July 22, 2019
Maria Kochetkova’s Catch Her if You Can shows the ballet world taking on a
downtown model of working. Essentially speaking, this consists of dancers freely
bouncing between multiple choreographers, making non-traditional work in
collaborative relationships. The unfortunate reality is an oversaturated, factional
community, bound together by a rarely realized aspiration for recognition and
Kochetkova demonstrates someone at the rare intersection of excitement and boredom of prematurely peaking. This 35-year-old, Bolshoi-trained ballerina managed to hold simultaneous principal roles with the San Francisco Ballet and American Ballet Theatre while guesting all over the world. What does one do with so much accomplished, yet, even by ballet standards, so much still to physically offer? A split-bill show!

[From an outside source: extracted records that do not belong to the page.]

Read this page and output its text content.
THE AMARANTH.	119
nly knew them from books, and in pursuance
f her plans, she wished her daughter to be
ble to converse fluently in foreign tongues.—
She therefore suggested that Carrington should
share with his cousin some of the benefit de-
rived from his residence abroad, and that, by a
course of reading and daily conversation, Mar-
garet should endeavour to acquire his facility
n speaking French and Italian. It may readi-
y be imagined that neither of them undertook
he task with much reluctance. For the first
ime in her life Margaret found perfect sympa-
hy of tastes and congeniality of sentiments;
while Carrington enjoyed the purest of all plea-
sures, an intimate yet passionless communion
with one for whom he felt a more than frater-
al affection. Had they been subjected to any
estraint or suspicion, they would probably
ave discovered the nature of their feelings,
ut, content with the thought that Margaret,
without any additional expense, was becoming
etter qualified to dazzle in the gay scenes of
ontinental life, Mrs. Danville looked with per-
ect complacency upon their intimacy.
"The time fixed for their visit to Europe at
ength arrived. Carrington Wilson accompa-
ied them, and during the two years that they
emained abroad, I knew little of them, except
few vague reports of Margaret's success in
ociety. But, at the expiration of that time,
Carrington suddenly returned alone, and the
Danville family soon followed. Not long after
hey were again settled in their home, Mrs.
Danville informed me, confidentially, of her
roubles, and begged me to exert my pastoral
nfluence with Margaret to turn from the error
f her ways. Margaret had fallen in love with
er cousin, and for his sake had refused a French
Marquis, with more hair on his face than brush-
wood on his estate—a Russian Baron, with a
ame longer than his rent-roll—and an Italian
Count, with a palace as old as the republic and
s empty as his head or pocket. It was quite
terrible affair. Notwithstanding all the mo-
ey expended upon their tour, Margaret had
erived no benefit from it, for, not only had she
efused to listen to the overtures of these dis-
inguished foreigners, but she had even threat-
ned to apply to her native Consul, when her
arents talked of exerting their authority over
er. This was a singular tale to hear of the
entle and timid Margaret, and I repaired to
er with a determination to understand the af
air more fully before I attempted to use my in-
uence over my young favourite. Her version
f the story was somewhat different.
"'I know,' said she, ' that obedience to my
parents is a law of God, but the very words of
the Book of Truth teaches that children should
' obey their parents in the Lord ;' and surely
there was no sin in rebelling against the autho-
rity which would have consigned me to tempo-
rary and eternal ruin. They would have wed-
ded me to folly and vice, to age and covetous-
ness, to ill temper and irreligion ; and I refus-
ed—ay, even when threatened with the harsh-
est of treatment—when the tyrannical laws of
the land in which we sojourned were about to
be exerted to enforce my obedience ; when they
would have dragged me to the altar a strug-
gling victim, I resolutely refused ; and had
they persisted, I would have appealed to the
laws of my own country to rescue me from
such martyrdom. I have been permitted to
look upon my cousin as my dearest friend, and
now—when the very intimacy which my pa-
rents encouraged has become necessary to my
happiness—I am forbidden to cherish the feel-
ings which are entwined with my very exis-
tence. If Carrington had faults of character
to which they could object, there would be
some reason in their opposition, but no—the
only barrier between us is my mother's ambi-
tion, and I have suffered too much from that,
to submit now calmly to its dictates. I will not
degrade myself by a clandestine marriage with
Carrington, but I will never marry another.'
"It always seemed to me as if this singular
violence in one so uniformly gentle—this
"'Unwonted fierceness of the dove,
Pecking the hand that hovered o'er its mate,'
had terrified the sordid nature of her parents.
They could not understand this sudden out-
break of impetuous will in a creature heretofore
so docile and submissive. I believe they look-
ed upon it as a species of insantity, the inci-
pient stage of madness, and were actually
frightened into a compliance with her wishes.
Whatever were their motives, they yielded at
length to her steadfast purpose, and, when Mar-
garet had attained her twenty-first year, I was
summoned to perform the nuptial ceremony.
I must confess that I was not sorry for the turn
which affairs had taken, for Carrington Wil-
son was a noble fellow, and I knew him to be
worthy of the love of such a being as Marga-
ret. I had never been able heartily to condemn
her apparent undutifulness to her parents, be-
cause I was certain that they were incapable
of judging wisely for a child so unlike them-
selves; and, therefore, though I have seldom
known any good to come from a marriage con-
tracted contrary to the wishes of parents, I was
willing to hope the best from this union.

The evening runs such a qualitative gamut that the curation can be only explained as “cliquey.” These dancers and choreographers have worked together, are friends, or, at the very least, are aware of each other as contemporaries. Forsythe’s preexisting Bach Duet and David Dawson’s At the End of the Day feature Kochetkova and Sebastian Kloborg in the same collection of simultaneous windy movements that confuse the moments in largely acrobatic partnering that decide to be tender.
Marco Goecke’s Tué and Marcos Morau’s Degunino feature Drew Jacoby and Kochetkova, respectively, in intense physical involvement – Jacoby rolling off sharp gestures from her liquid spine to Monique Serf’s quivering voice, and Kotchetkova sharply folding like a pipe cleaner in the hands of an aggressive toddler.
Jacoby has a piece of her own in which she and Kochetkova, dressed like Jetsons, dance before a large hypnotic display of 3D black and white illusions. Preoccupied with being quirky, primary focus is upstaged by the secondary. The multimedia, however, reminds us of the show’s contemporary interests.
Then there’s Masha Machine, which projects Kochetkova and “non-dance” choreographer Jérôme Bel’s Facebook chat history of humorous dance commentary, footage of a young Kochetkova, and some cathartically awkward exchanges between a choreographer and a dancer who wants to try something new. She eventually takes the stage, in sweats, walking perhaps the spatial pattern of some variation, port de bras floating as she speaks of her tendency to avert her gaze in performance. That Kochetkova put herself through this is a profound example for those similarly looking to truly phase from the traditional to the experimental.
Bel is an avant garde choreographer the ballet world respects. There are others, who all have in common an already generally agreed upon greatness. Part of Kochetkova’s mission is to assist in contemporary choreographers eventually becoming the greats of their time. Bel (and Forsythe) doesn’t need to worry about that. For the rest, the work just needs to be better.